El fundamento de este documento, se enmarca en dos aspectos fundamentales, el primero se basa en lo mandatado en el artículo tercero constitucional, el cual establece “la revalorización del magisterio al reconocerlo como agente fundamental del proceso educativo y por su contribución a la transformación social”, asímismo que tienen el “...derecho de acceder a un sistema integral de formación, de capacitación y de actualización”.
Y el segundo parte del hecho de que el inicio de la nueva administración, lo que requiere de un recuento de lo que se ha realizado para que lo que se plantee, vaya en una ruta de la mejora de la formación de las maestras y maestros de todos los niveles educativos para mejorar la calidad educativa.
Este documento reconoce que se han hecho importantes esfuerzos en Educación Básica y Educación Media Superior, y al mismo tiempo que persisten desafíos para que todas las maestras y maestros ejerzan su derecho a la formación continua ya que el acceso a ésta es limitado y las opciones con que cuentan responden de manera escasa a los retos y tensiones que enfrentan en su práctica docente cotidiana.
En este sentido, más allá de la parte técnica e institucional, MEJOREDU debió de haber enriquecido este documento, consultando a las y los docentes para saber cómo le hacen para cubrir su formación continua, ya que si bien el Estado no ha cumplido del todo con este punto, ellos no dejan de capacitarse de manera permanente.

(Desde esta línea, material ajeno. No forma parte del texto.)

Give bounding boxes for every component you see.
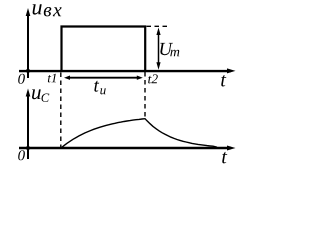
bottom plot y-axis — [26, 89, 31, 160]
label u_vx (top axis label) — [33, 4, 62, 16]
top plot y-axis — [26, 8, 31, 78]
label tu — [94, 81, 105, 95]
label t1 — [48, 74, 56, 83]
pulse rectangle u_ex — [62, 27, 146, 72]
t1 dashed vertical line — [60, 73, 62, 148]
label t2 — [148, 74, 158, 83]
capacitor voltage curve uC — [61, 119, 217, 148]
label 0 (top plot) — [18, 74, 25, 84]
tu duration double arrow — [64, 76, 143, 80]
Um dimension double arrow — [156, 28, 160, 70]
origin dot bottom plot — [26, 146, 30, 150]
label Um — [160, 43, 179, 56]
top plot t-axis — [19, 68, 236, 73]
bottom plot t-axis — [19, 146, 236, 151]
label t (top axis) — [221, 75, 226, 87]
dashed level line at Um — [147, 25, 168, 27]
label 0 (bottom plot) — [18, 150, 25, 160]
t2 dashed vertical line — [144, 72, 146, 118]
origin dot top plot — [26, 69, 30, 73]
label t (bottom axis) — [222, 152, 227, 164]
label u_C (bottom axis label) — [32, 89, 49, 102]
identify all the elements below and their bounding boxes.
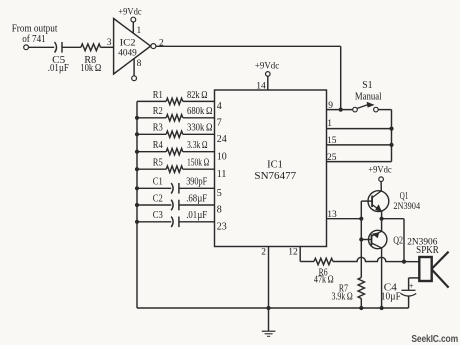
- junction bus row C2: [135, 203, 139, 207]
- wire pin 1: [327, 128, 392, 130]
- Q1 +9V terminal: [379, 177, 384, 182]
- svg-text:IC1: IC1: [267, 159, 283, 170]
- pin 10 label: [217, 151, 227, 162]
- wire R8 to IC2 pin 3: [101, 46, 114, 48]
- junction pin 15 rail: [389, 143, 393, 147]
- junction base bus pin13: [359, 217, 363, 221]
- junction ground R7: [359, 306, 363, 310]
- junction pin 1 rail: [389, 127, 393, 131]
- pin 12 label: [288, 248, 298, 258]
- IC1 +9V terminal: [266, 72, 271, 77]
- svg-text:+: +: [409, 280, 414, 290]
- wire input to C5: [29, 46, 55, 48]
- svg-text:8: 8: [137, 59, 142, 69]
- Q2 label: [393, 235, 403, 246]
- wire pin 25: [327, 161, 392, 163]
- svg-text:From output: From output: [12, 24, 58, 35]
- watermark SeekIC.com: [411, 333, 458, 345]
- IC2 pin 8 terminal: [132, 76, 137, 81]
- power +9Vdc for Q1: [368, 166, 391, 176]
- ground: [262, 331, 276, 336]
- svg-text:47k Ω: 47k Ω: [314, 275, 334, 286]
- resistor R3: [137, 123, 215, 138]
- pin 2 label IC2: [159, 39, 164, 49]
- Q2 part number: [407, 237, 437, 247]
- svg-text:10k Ω: 10k Ω: [80, 63, 101, 74]
- svg-text:82k Ω: 82k Ω: [187, 90, 208, 101]
- svg-text:25: 25: [327, 153, 337, 163]
- capacitor C5: [48, 42, 69, 74]
- wire down to pin 9 node: [340, 46, 342, 109]
- wire pin 14: [267, 76, 269, 90]
- pin 7 label: [217, 117, 222, 128]
- svg-text:of 741: of 741: [22, 34, 46, 45]
- svg-text:SeekIC.com: SeekIC.com: [411, 333, 458, 345]
- svg-text:15: 15: [327, 136, 337, 146]
- wire Q2 base: [361, 239, 371, 241]
- pin 1 label: [327, 119, 332, 129]
- svg-text:13: 13: [327, 210, 337, 220]
- junction output rail: [402, 260, 406, 264]
- capacitor C2: [137, 193, 215, 210]
- svg-text:12: 12: [288, 248, 298, 258]
- resistor R7: [332, 278, 365, 303]
- IC2 pin 1 terminal: [131, 17, 136, 22]
- pin 24 label: [217, 134, 227, 145]
- op-amp U IC2 4049 triangle: [114, 19, 151, 75]
- wire Q1 base: [361, 200, 372, 202]
- svg-text:+9Vdc: +9Vdc: [118, 8, 141, 18]
- pin 14 label: [256, 81, 266, 91]
- transistor Q2 2N3906: [369, 230, 387, 248]
- svg-text:S1: S1: [362, 80, 372, 91]
- wire Q2 emitter up: [381, 219, 383, 232]
- svg-text:5: 5: [217, 188, 222, 199]
- pin 8 label: [217, 205, 222, 216]
- junction bus row C3: [135, 220, 139, 224]
- resistor R4: [137, 140, 215, 155]
- pin 1 label IC2: [137, 26, 142, 36]
- svg-text:.01µF: .01µF: [48, 63, 69, 74]
- wire pin 9: [327, 109, 353, 111]
- svg-text:R5: R5: [153, 158, 163, 169]
- IC U1 SN76477 body: [215, 90, 327, 247]
- wire speaker bottom to C4: [409, 278, 419, 290]
- svg-text:SPKR: SPKR: [416, 245, 439, 256]
- junction bus row R3: [135, 132, 139, 136]
- capacitor C1: [137, 177, 215, 194]
- junction Q2 base: [359, 237, 363, 241]
- pin 15 label: [327, 136, 337, 146]
- svg-text:10µF: 10µF: [381, 291, 401, 302]
- wire right rail down: [391, 110, 393, 162]
- svg-text:+9Vdc: +9Vdc: [255, 61, 279, 71]
- IC2 output bubble: [151, 44, 156, 49]
- svg-text:C2: C2: [153, 193, 163, 204]
- svg-text:.01µF: .01µF: [186, 210, 207, 221]
- svg-text:Q1: Q1: [400, 191, 409, 202]
- power +9Vdc for IC2: [118, 8, 141, 18]
- svg-text:7: 7: [217, 117, 222, 128]
- svg-text:11: 11: [217, 169, 227, 180]
- svg-text:1: 1: [137, 26, 142, 36]
- wire C4 to ground rail: [408, 296, 410, 308]
- Q1 label: [393, 191, 420, 212]
- junction bus row R4: [135, 150, 139, 154]
- svg-text:1: 1: [327, 119, 332, 129]
- svg-text:C3: C3: [153, 210, 163, 221]
- svg-text:9: 9: [328, 101, 333, 111]
- resistor R5: [137, 158, 215, 173]
- svg-text:R3: R3: [153, 123, 163, 134]
- svg-text:24: 24: [217, 134, 227, 145]
- resistor R6: [314, 258, 334, 285]
- switch S1 label: [355, 80, 382, 103]
- input terminal: [24, 45, 29, 50]
- pin 25 label: [327, 153, 337, 163]
- wire C5 to R8: [62, 46, 81, 48]
- capacitor C4: [381, 282, 416, 302]
- junction bus row C1: [135, 186, 139, 190]
- svg-text:Manual: Manual: [355, 92, 382, 103]
- switch S1 throw: [374, 107, 379, 112]
- svg-text:150k Ω: 150k Ω: [187, 158, 209, 169]
- svg-text:4049: 4049: [118, 49, 137, 59]
- pin 23 label: [217, 221, 227, 232]
- svg-text:23: 23: [217, 221, 227, 232]
- svg-text:3: 3: [107, 38, 112, 48]
- pin 11 label: [217, 169, 227, 180]
- wire +9V to Q1 collector: [380, 182, 382, 192]
- junction ground Q2 collector: [380, 306, 384, 310]
- svg-text:Q2: Q2: [393, 235, 403, 246]
- pin 13 label: [327, 210, 337, 220]
- wire IC2 pin 1: [132, 22, 134, 33]
- base bus vertical: [360, 201, 362, 277]
- svg-text:680k Ω: 680k Ω: [187, 106, 213, 117]
- IC2 pin 8 wire: [133, 59, 135, 76]
- ground bus left vertical: [136, 101, 138, 308]
- resistor R8: [80, 44, 101, 74]
- svg-text:2N3904: 2N3904: [393, 202, 420, 212]
- wire Q2 collector down: [381, 248, 383, 308]
- pin 5 label: [217, 188, 222, 199]
- svg-text:SN76477: SN76477: [254, 171, 296, 182]
- resistor R2: [137, 106, 215, 121]
- junction emitter node: [380, 217, 384, 221]
- svg-text:10: 10: [217, 151, 227, 162]
- switch S1 pole: [353, 107, 358, 112]
- svg-text:C1: C1: [153, 177, 163, 188]
- transistor Q1 2N3904: [368, 191, 389, 212]
- power +9Vdc for IC1: [255, 61, 279, 71]
- ground rail: [137, 307, 409, 309]
- svg-text:2: 2: [261, 248, 266, 258]
- capacitor C4 plus: [409, 280, 414, 290]
- junction bus row R5: [135, 167, 139, 171]
- svg-text:R1: R1: [153, 90, 163, 101]
- pin 8 label IC2: [137, 59, 142, 69]
- wire switch to right rail: [378, 109, 391, 111]
- svg-text:390pF: 390pF: [186, 177, 207, 188]
- wire IC2 output to switch node: [156, 45, 341, 47]
- junction pin 9 node: [339, 108, 343, 112]
- pin 4 label: [217, 101, 222, 112]
- svg-text:.68µF: .68µF: [186, 193, 207, 204]
- svg-text:3.3k Ω: 3.3k Ω: [187, 140, 208, 151]
- junction bus row R2: [135, 116, 139, 120]
- switch S1 blade: [357, 102, 374, 109]
- pin 9 label: [328, 101, 333, 111]
- wire pin 2 stub: [268, 247, 270, 332]
- wire Q1 emitter down: [381, 211, 383, 218]
- svg-text:3.9k Ω: 3.9k Ω: [332, 291, 353, 302]
- capacitor C3: [137, 210, 215, 227]
- pin 3 label IC2: [107, 38, 112, 48]
- wire pin 13: [327, 218, 362, 220]
- speaker SPKR: [416, 245, 448, 288]
- junction ground pin2: [266, 306, 270, 310]
- wire pin 15: [327, 144, 392, 146]
- svg-text:+9Vdc: +9Vdc: [368, 166, 391, 176]
- svg-text:IC2: IC2: [120, 38, 136, 48]
- svg-text:2: 2: [159, 39, 164, 49]
- svg-text:R2: R2: [153, 106, 163, 117]
- svg-text:14: 14: [256, 81, 266, 91]
- svg-text:330k Ω: 330k Ω: [187, 123, 213, 134]
- pin 2 label: [261, 248, 266, 258]
- wire emitter node to output: [382, 219, 404, 262]
- resistor R1: [137, 90, 215, 105]
- wire R7 to ground rail: [360, 299, 362, 309]
- output rail with hops: [333, 257, 419, 261]
- svg-text:8: 8: [217, 205, 222, 216]
- svg-text:4: 4: [217, 101, 222, 112]
- node input from 741 (label): [12, 24, 58, 46]
- svg-text:R4: R4: [153, 140, 163, 151]
- wire pin 12: [300, 247, 314, 262]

Lo que encontrarían es que las y los docentes de México, invierten mucho dinero en este rubro, el cual va desde cursos, talleres, diplomados, maestrías y doctorados que les permitan ser los profesionales de la educación que necesitan las niñas, niños, adolescentes y jóvenes, y que necesita nuestro país.
Cuando las y los docentes, demandan un salario que los revalorice, es porque una parte muy significativa se va en pagar su formación profesional, y buscan que además de que ese salario les garantice una buena calidad de vida, les permitaseguir “aprendiendo para enseñar mejor”.
Por lo que, sumado a esto, resultará imprescindible, aunque MEJOREDU desaparezca, considerar sus recomendaciones, entre las que se encuentran: Integrar en una instancia nacional especializada, tanto la regulación de la formación continua de maestras y maestros de EB y EM; Mejorar gradualmente el presupuesto público destinado a la formación continua; Robustecer —en cada entidad federativa— a las áreas de formación continua en EB y crear o consolidar las correspondientes a EMS; Fortalecer la participación de actores educativos clave como instituciones formadoras de docentes, de educación superior y de organismos internacionales.
Cuando hablamos de pensar, actuar e invertir en las niñas, niños, adolescentes y jóvenes, debemos de considerar que ello se involucran los docentes, porque son quienes los forman y los educan. Invertir en la formación de las y los maestros, realmente es hacerlo por todas y todos.